You know, sometimes you just find yourself staring at the ceiling, the glow of the phone a small comfort in the vast darkness, and you remember a time when you were… different. You remember the discipline, the unwavering resolve, the certainty that came with a clear chain of command, even if that command led to horrors no civilian could ever truly comprehend. And then you try to explain that to a young woman in Lululemon who’s worried about her “chi.” It’s… something.
This week, for instance. A tiny twinge. A fleeting sensation, hardly more than a tickle, deep in the abdominal cavity. To her, it was an immediate catastrophic failure. Her pancreas, she was convinced. Or her liver, perhaps. A complete systemic collapse, after years of… yoga, I suppose. It was fascinating, watching her descend into that particular spiral of self-diagnosis. Cancelled all her classes, naturally. DEMANDED multiple scans. As if a diagnostic imaging department exists solely for the sudden anxiety of a minor digestive cramp. I saw that same fear in the eyes of new recruits, before the drill sergeants hammered out the neuroticism. But theirs was a fear of *actual* dismemberment. This was… a fear of an imagined failing, a betrayal from within, not from without. A very civilian malady, that.
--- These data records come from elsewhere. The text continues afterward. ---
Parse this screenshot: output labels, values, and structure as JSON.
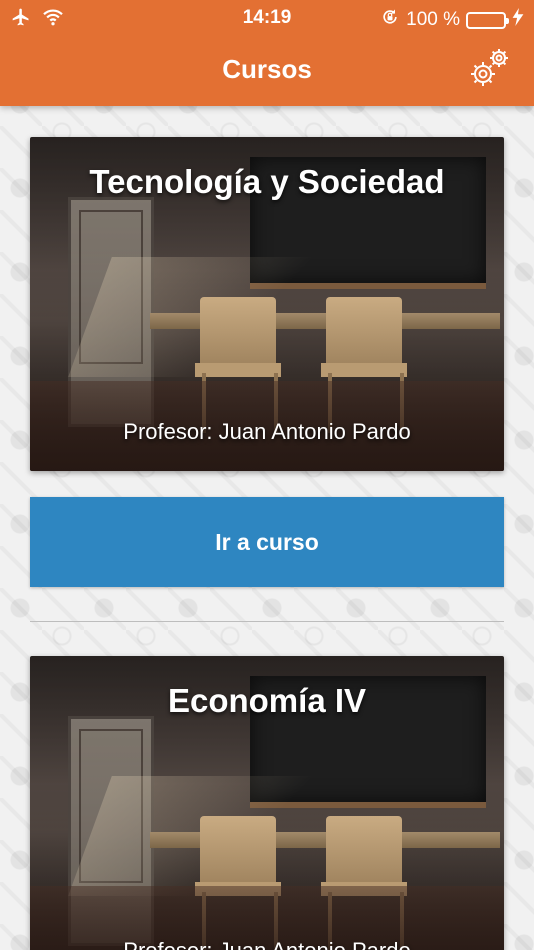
{
  "status_bar": {
    "time": "14:19",
    "battery_percent": "100 %",
    "icons": [
      "airplane-icon",
      "wifi-icon",
      "orientation-lock-icon",
      "battery-icon",
      "charging-icon"
    ]
  },
  "nav": {
    "title": "Cursos",
    "settings_icon": "gear-icon"
  },
  "colors": {
    "header": "#e37033",
    "button": "#2e86c1",
    "battery": "#4cd964"
  },
  "courses": [
    {
      "title": "Tecnología y Sociedad",
      "professor": "Profesor: Juan Antonio Pardo",
      "button_label": "Ir a curso"
    },
    {
      "title": "Economía IV",
      "professor": "Profesor: Juan Antonio Pardo"
    }
  ]
}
It reminds you of the quiet desperation you used to feel, lying awake after a particularly… vivid… night. The physical aches were one thing, easily identified, easily medicated. It was the internal tremors, the ones that had no outward manifestation, that truly unsettled you. The ones that felt like rot, spreading invisibly. You’d try to explain it to someone, once, a doctor perhaps, and they’d nod with that vacant, placating expression. “It’s stress,” they’d say. As if stress could account for the profound, systemic shift that occurred when you witnessed the absolute fragility of human existence, repeatedly. And then you see this young woman, utterly convinced her internal organs have staged a revolt over a bit of indigestion, and you just… sigh. Some battles, it seems, are fought in the mind, regardless of the terrain. And some anxieties are simply too small for the weight of your own recollections.